Total profits generated by the industry rose 2.1% to $4.6 billion.
"It seems that some companies' performance is picking up but it's only because there is market space to fill upon the shutdowns," China Rubber Industry Association (CRIA) Secretary General Xu Wenying said at the China Rubber Conference in Guangzhou earlier this year.
The industry association's estimate for total assets of "sizable" companies' showed a decline of 1.4% to $120 billion last year. Within this estimation, tire makers' assets fell 6% to $72 billion.
CRIA also surveyed the 2017 and 2018 growth rates for 388 key companies in the sector.
The findings revealed sharp drops in production, sales and exports, Mr.

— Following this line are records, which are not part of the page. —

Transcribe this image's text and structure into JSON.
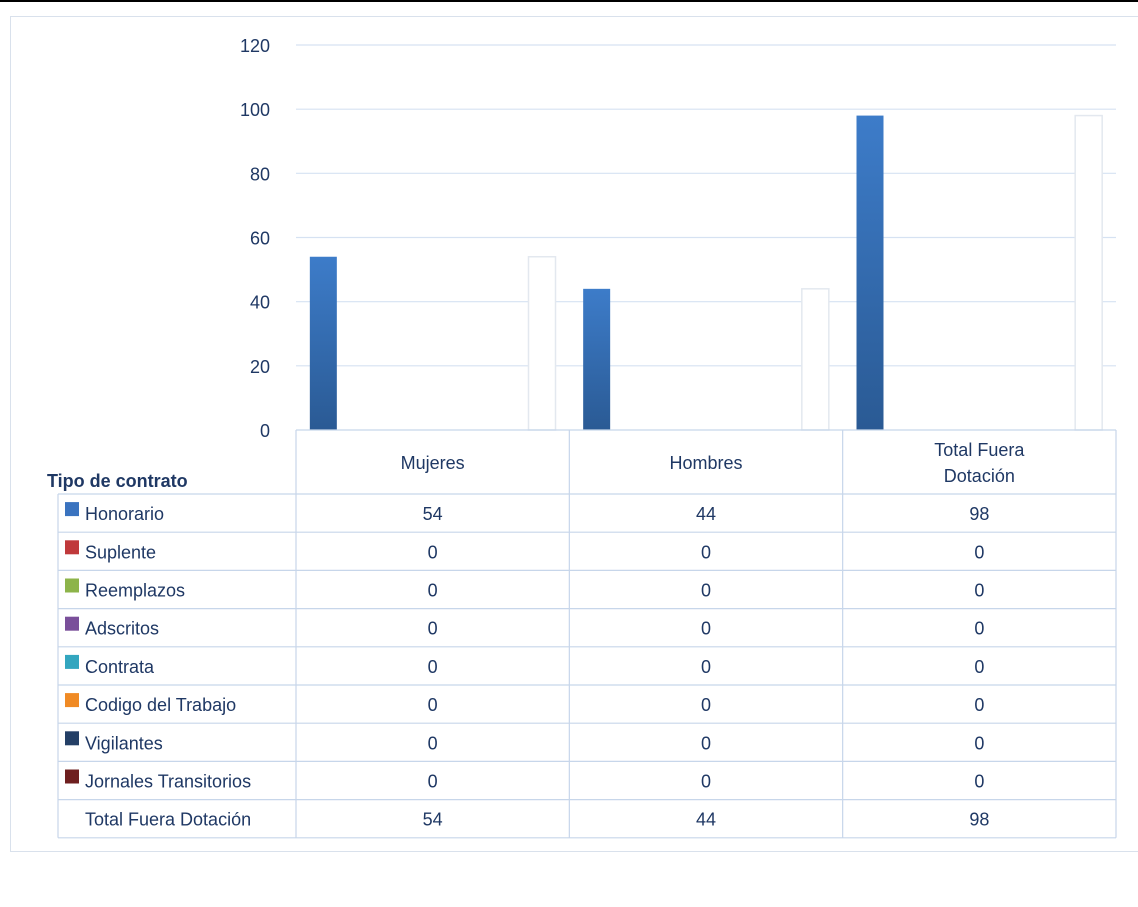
{
  "chart_data": {
    "type": "bar",
    "categories": [
      "Mujeres",
      "Hombres",
      "Total Fuera Dotación"
    ],
    "category_lines": [
      [
        "Mujeres"
      ],
      [
        "Hombres"
      ],
      [
        "Total Fuera",
        "Dotación"
      ]
    ],
    "table_header": "Tipo de contrato",
    "series": [
      {
        "name": "Honorario",
        "values": [
          54,
          44,
          98
        ],
        "color": "#3a73bf"
      },
      {
        "name": "Suplente",
        "values": [
          0,
          0,
          0
        ],
        "color": "#c0393b"
      },
      {
        "name": "Reemplazos",
        "values": [
          0,
          0,
          0
        ],
        "color": "#8db44a"
      },
      {
        "name": "Adscritos",
        "values": [
          0,
          0,
          0
        ],
        "color": "#7a4f9a"
      },
      {
        "name": "Contrata",
        "values": [
          0,
          0,
          0
        ],
        "color": "#33a6bf"
      },
      {
        "name": "Codigo del Trabajo",
        "values": [
          0,
          0,
          0
        ],
        "color": "#f08a24"
      },
      {
        "name": "Vigilantes",
        "values": [
          0,
          0,
          0
        ],
        "color": "#243f66"
      },
      {
        "name": "Jornales Transitorios",
        "values": [
          0,
          0,
          0
        ],
        "color": "#6e1f1f"
      },
      {
        "name": "Total Fuera Dotación",
        "values": [
          54,
          44,
          98
        ],
        "color": "#ffffff"
      }
    ],
    "ylim": [
      0,
      120
    ],
    "yticks": [
      0,
      20,
      40,
      60,
      80,
      100,
      120
    ],
    "grid": true,
    "legend": "data-table"
  },
  "colors": {
    "text": "#1f3864",
    "grid": "#d6e2f2",
    "table_border": "#c7d6ea"
  }
}
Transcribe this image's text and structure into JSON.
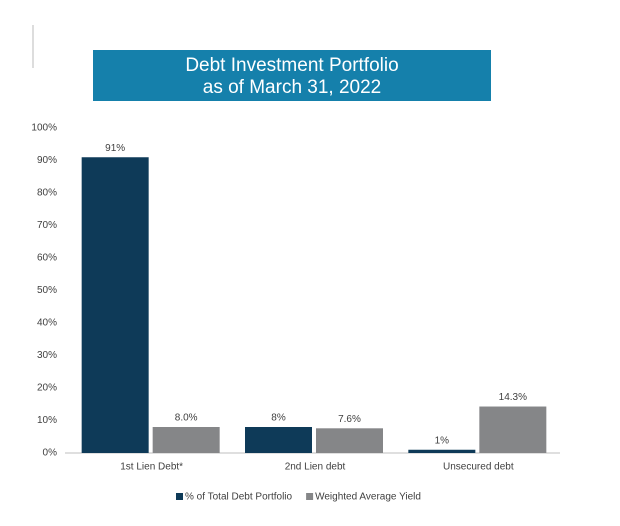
{
  "chart_data": {
    "type": "bar",
    "title": [
      "Debt Investment Portfolio",
      "as of March 31, 2022"
    ],
    "categories": [
      "1st Lien Debt*",
      "2nd Lien debt",
      "Unsecured debt"
    ],
    "series": [
      {
        "name": "% of Total Debt Portfolio",
        "color": "#0e3a58",
        "values": [
          91,
          8,
          1
        ],
        "value_labels": [
          "91%",
          "8%",
          "1%"
        ]
      },
      {
        "name": "Weighted Average Yield",
        "color": "#858688",
        "values": [
          8.0,
          7.6,
          14.3
        ],
        "value_labels": [
          "8.0%",
          "7.6%",
          "14.3%"
        ]
      }
    ],
    "ylim": [
      0,
      100
    ],
    "yticks": [
      {
        "value": 0,
        "label": "0%"
      },
      {
        "value": 10,
        "label": "10%"
      },
      {
        "value": 20,
        "label": "20%"
      },
      {
        "value": 30,
        "label": "30%"
      },
      {
        "value": 40,
        "label": "40%"
      },
      {
        "value": 50,
        "label": "50%"
      },
      {
        "value": 60,
        "label": "60%"
      },
      {
        "value": 70,
        "label": "70%"
      },
      {
        "value": 80,
        "label": "80%"
      },
      {
        "value": 90,
        "label": "90%"
      },
      {
        "value": 100,
        "label": "100%"
      }
    ],
    "grid": false,
    "legend": "bottom"
  }
}
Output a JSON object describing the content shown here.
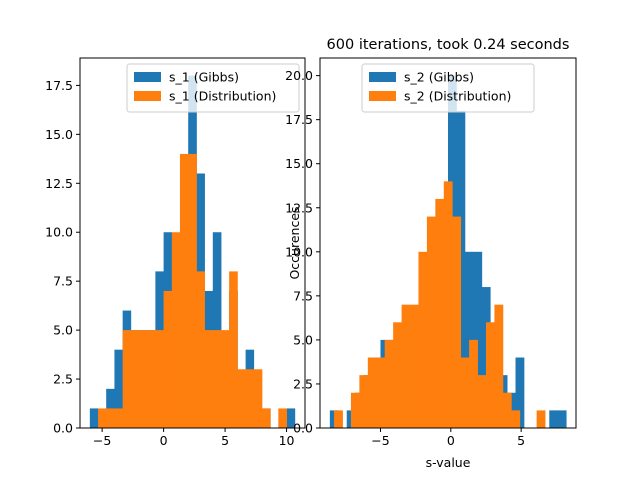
{
  "colors": {
    "gibbs": "#1f77b4",
    "distribution": "#ff7f0e"
  },
  "chart_data": [
    {
      "type": "bar",
      "title": "",
      "xlabel": "",
      "ylabel": "",
      "xlim": [
        -6.8,
        11.5
      ],
      "ylim": [
        0,
        18.9
      ],
      "xticks": [
        -5,
        0,
        5,
        10
      ],
      "xtick_labels": [
        "−5",
        "0",
        "5",
        "10"
      ],
      "yticks": [
        0,
        2.5,
        5,
        7.5,
        10,
        12.5,
        15,
        17.5
      ],
      "ytick_labels": [
        "0.0",
        "2.5",
        "5.0",
        "7.5",
        "10.0",
        "12.5",
        "15.0",
        "17.5"
      ],
      "legend": {
        "location": "top-right"
      },
      "series": [
        {
          "name": "s_1 (Gibbs)",
          "color_key": "gibbs",
          "bin_edges": [
            -6.0,
            -5.33,
            -4.67,
            -4.0,
            -3.33,
            -2.67,
            -2.0,
            -1.33,
            -0.67,
            0.0,
            0.67,
            1.33,
            2.0,
            2.67,
            3.33,
            4.0,
            4.67,
            5.33,
            6.0,
            6.67,
            7.33,
            8.0,
            8.67,
            9.33,
            10.0,
            10.67
          ],
          "counts": [
            1,
            0,
            2,
            4,
            6,
            5,
            5,
            5,
            8,
            10,
            8,
            9,
            18,
            13,
            7,
            10,
            3,
            7,
            2,
            4,
            0,
            1,
            0,
            0,
            1
          ]
        },
        {
          "name": "s_1 (Distribution)",
          "color_key": "distribution",
          "bin_edges": [
            -5.33,
            -4.67,
            -4.0,
            -3.33,
            -2.67,
            -2.0,
            -1.33,
            -0.67,
            0.0,
            0.67,
            1.33,
            2.0,
            2.67,
            3.33,
            4.0,
            4.67,
            5.33,
            6.0,
            6.67,
            7.33,
            8.0,
            8.67,
            9.33,
            10.0,
            10.67
          ],
          "counts": [
            1,
            1,
            1,
            5,
            5,
            5,
            5,
            5,
            7,
            10,
            14,
            14,
            8,
            5,
            5,
            5,
            8,
            3,
            3,
            3,
            1,
            0,
            1,
            0
          ]
        }
      ]
    },
    {
      "type": "bar",
      "title": "600 iterations, took 0.24 seconds",
      "xlabel": "s-value",
      "ylabel": "Occurences",
      "xlim": [
        -9.3,
        8.9
      ],
      "ylim": [
        0,
        21
      ],
      "xticks": [
        -5,
        0,
        5
      ],
      "xtick_labels": [
        "−5",
        "0",
        "5"
      ],
      "yticks": [
        0,
        2.5,
        5,
        7.5,
        10,
        12.5,
        15,
        17.5,
        20
      ],
      "ytick_labels": [
        "0.0",
        "2.5",
        "5.0",
        "7.5",
        "10.0",
        "12.5",
        "15.0",
        "17.5",
        "20.0"
      ],
      "legend": {
        "location": "top-center"
      },
      "series": [
        {
          "name": "s_2 (Gibbs)",
          "color_key": "gibbs",
          "bin_edges": [
            -8.6,
            -8.0,
            -7.4,
            -6.8,
            -6.2,
            -5.6,
            -5.0,
            -4.4,
            -3.8,
            -3.2,
            -2.6,
            -2.0,
            -1.4,
            -0.8,
            -0.2,
            0.4,
            1.0,
            1.6,
            2.2,
            2.8,
            3.4,
            4.0,
            4.6,
            5.2,
            5.8,
            6.4,
            7.0,
            7.6,
            8.2
          ],
          "counts": [
            1,
            0,
            1,
            2,
            3,
            4,
            5,
            5,
            5,
            5,
            6,
            8,
            7,
            12,
            20,
            18,
            10,
            10,
            8,
            4,
            3,
            2,
            4,
            0,
            0,
            0,
            1,
            1
          ]
        },
        {
          "name": "s_2 (Distribution)",
          "color_key": "distribution",
          "bin_edges": [
            -8.3,
            -7.7,
            -7.1,
            -6.5,
            -5.9,
            -5.3,
            -4.7,
            -4.1,
            -3.5,
            -2.9,
            -2.3,
            -1.7,
            -1.1,
            -0.5,
            0.1,
            0.7,
            1.3,
            1.9,
            2.5,
            3.1,
            3.7,
            4.3,
            4.9,
            5.5,
            6.1,
            6.7,
            7.3
          ],
          "counts": [
            1,
            0,
            2,
            3,
            4,
            4,
            5,
            6,
            7,
            7,
            10,
            12,
            13,
            14,
            12,
            4,
            5,
            3,
            6,
            7,
            2,
            1,
            0,
            0,
            1,
            0
          ]
        }
      ]
    }
  ]
}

Xu said, who went on to comment: "The jump in 2018 profit growth-rate only means we had a really bad year in 2017."
Monthly figures suggest "there is a strong positive correlation between growth rates for production value and export delivery value," the CRIA secretary general added.
In a segment breakdown of the 388 key companies, carbon black showed the most robust growth in terms of revenues and exports, while rubber footwear recorded negative growth for both.
Based on data from the key companies, in 2018 China's overall rubber sector recorded a 5.4% profit margin; the tire segment's profit margin of 3.1% was lower than the overall sector's in all three years.
"Investors need to be prudent with new tire projects," Mr. Xu said, citing factors such as international trade conflicts, rising U.S. dollar financing costs, the slip in domestic passenger car sales — the first time in decades — as well as Brexit and other uncertainties as reasons for the slowdown.